When I say 'Non-Geographic' I mean do not use any system in your business that roots you to an office or location. If you have an email system make sure it is office 365 or gSuite or equivalent that allows you to have your documents in the cloud. If you have gSuite you have the whole office software like Sheets (Excel), slides (Powerpoint) or Docs (Word) equivalents. If somebody steals your laptop or your hardware breaks then you have not lost any data.
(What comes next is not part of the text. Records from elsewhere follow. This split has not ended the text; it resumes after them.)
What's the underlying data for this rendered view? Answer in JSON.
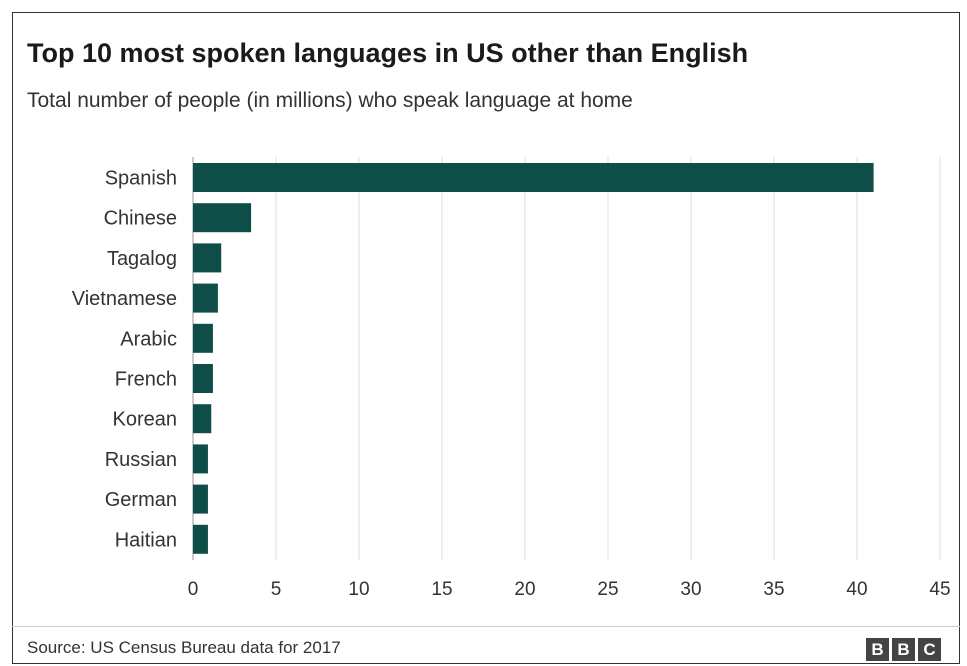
{
  "header": {
    "title": "Top 10 most spoken languages in US other than English",
    "subtitle": "Total number of people (in millions) who speak language at home"
  },
  "footer": {
    "source": "Source: US Census Bureau data for 2017",
    "logo_letters": [
      "B",
      "B",
      "C"
    ]
  },
  "colors": {
    "bar": "#0e4d48",
    "grid": "#dddddd",
    "text": "#333333"
  },
  "chart_data": {
    "type": "bar",
    "orientation": "horizontal",
    "title": "Top 10 most spoken languages in US other than English",
    "subtitle": "Total number of people (in millions) who speak language at home",
    "categories": [
      "Spanish",
      "Chinese",
      "Tagalog",
      "Vietnamese",
      "Arabic",
      "French",
      "Korean",
      "Russian",
      "German",
      "Haitian"
    ],
    "values": [
      41.0,
      3.5,
      1.7,
      1.5,
      1.2,
      1.2,
      1.1,
      0.9,
      0.9,
      0.9
    ],
    "xlim": [
      0,
      45
    ],
    "xticks": [
      0,
      5,
      10,
      15,
      20,
      25,
      30,
      35,
      40,
      45
    ],
    "xlabel": "",
    "ylabel": "",
    "grid": true,
    "legend": "none"
  }
}
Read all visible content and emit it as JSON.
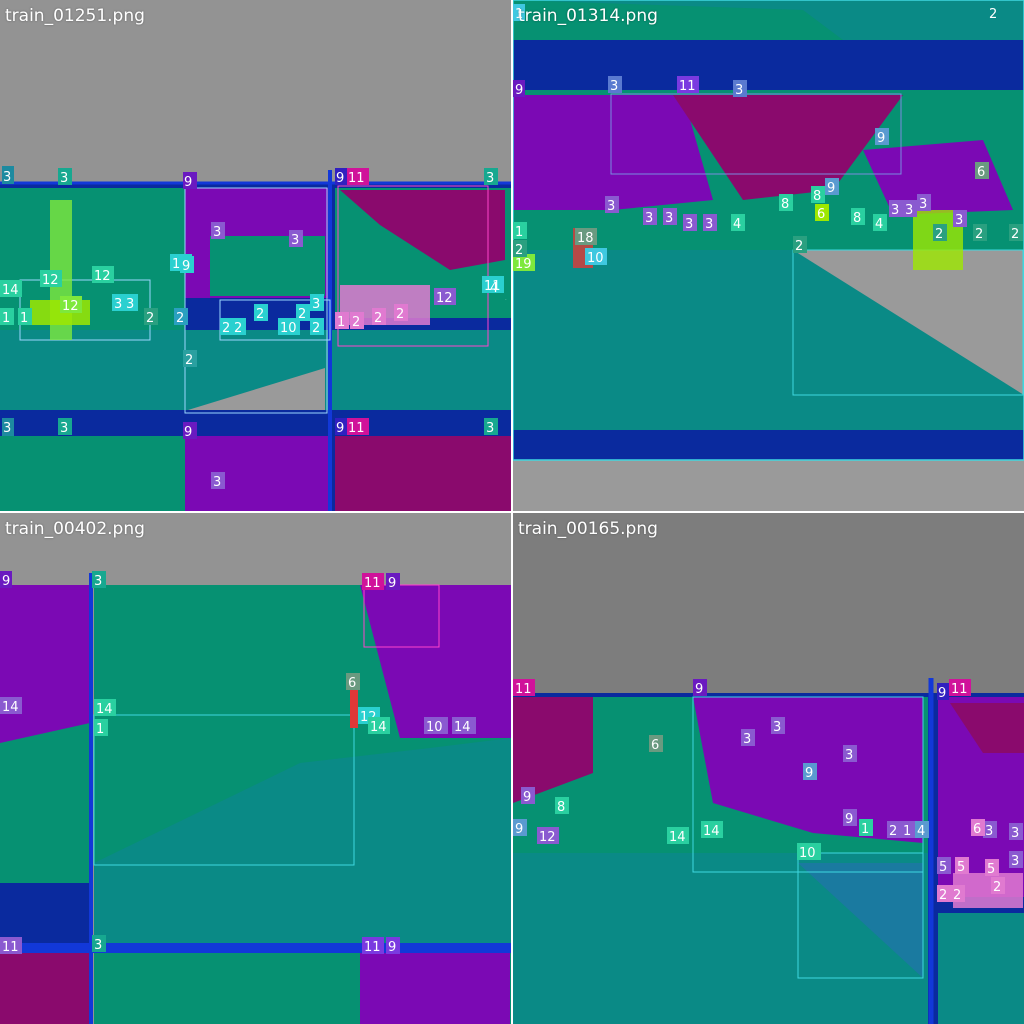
{
  "tiles": [
    {
      "filename": "train_01251.png",
      "labels": [
        "3",
        "3",
        "9",
        "9",
        "11",
        "3",
        "3",
        "3",
        "12",
        "14",
        "12",
        "13",
        "1",
        "1",
        "2",
        "2",
        "3",
        "3",
        "9",
        "12",
        "11",
        "2",
        "2",
        "2",
        "2",
        "10",
        "2",
        "3",
        "2",
        "1",
        "2",
        "2",
        "2",
        "12",
        "14",
        "4",
        "3",
        "3",
        "9",
        "9",
        "11",
        "3",
        "3"
      ]
    },
    {
      "filename": "train_01314.png",
      "labels": [
        "1",
        "2",
        "9",
        "3",
        "11",
        "3",
        "9",
        "9",
        "6",
        "3",
        "3",
        "3",
        "3",
        "3",
        "8",
        "8",
        "6",
        "18",
        "10",
        "19",
        "1",
        "2",
        "2",
        "4",
        "8",
        "4",
        "3",
        "3",
        "3",
        "3",
        "2",
        "2",
        "2"
      ]
    },
    {
      "filename": "train_00402.png",
      "labels": [
        "9",
        "3",
        "11",
        "9",
        "14",
        "6",
        "14",
        "1",
        "12",
        "14",
        "10",
        "14",
        "11",
        "3",
        "11",
        "9"
      ]
    },
    {
      "filename": "train_00165.png",
      "labels": [
        "11",
        "9",
        "9",
        "11",
        "3",
        "3",
        "6",
        "3",
        "3",
        "9",
        "9",
        "8",
        "9",
        "12",
        "14",
        "14",
        "9",
        "1",
        "2",
        "1",
        "4",
        "10",
        "6",
        "3",
        "3",
        "5",
        "5",
        "2",
        "2",
        "5",
        "2"
      ]
    }
  ],
  "colors": {
    "sky": "#939393",
    "green": "#069172",
    "teal": "#0a8a86",
    "purple": "#7b09b4",
    "magenta": "#8a0a6d",
    "navy": "#0a2a9e",
    "blue": "#1238d8",
    "dark_gray": "#7d7d7d",
    "light_gray": "#9a9a9a"
  }
}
The same thing goes for accountancy packages, choose something like Xero, Quickbooks or SageOne do not use software that you have to install onto a computer. The final area is telephony, use a Voip service that allows you the flexibility to move handsets to different sites or twin your desk phone with your mobile when your clients ring your landline number. It will give you freedom from your desk and will enable you to never miss a call.

6. CRM or not to CRM

CRM means 'Customer relationship management' and this is a system for managing your sales leads and keeping a list of your clients and managing sales all the way to invoice if needed. You may not need a CRM system as there is a lot of overlapping scope now with accounting platforms such as Xero. You may just want to keep a list of your clients in Xero accounting and keep a diary and/or notes in your email system like Google Gsuite. The only circumstances that you would need a CRM is when you are starting to grow or you have such a complicated process that you require procedural management. There is a miriad of CRM platforms out there some are priced reasonably and some are astronomical so don't dive into a CRM lightly.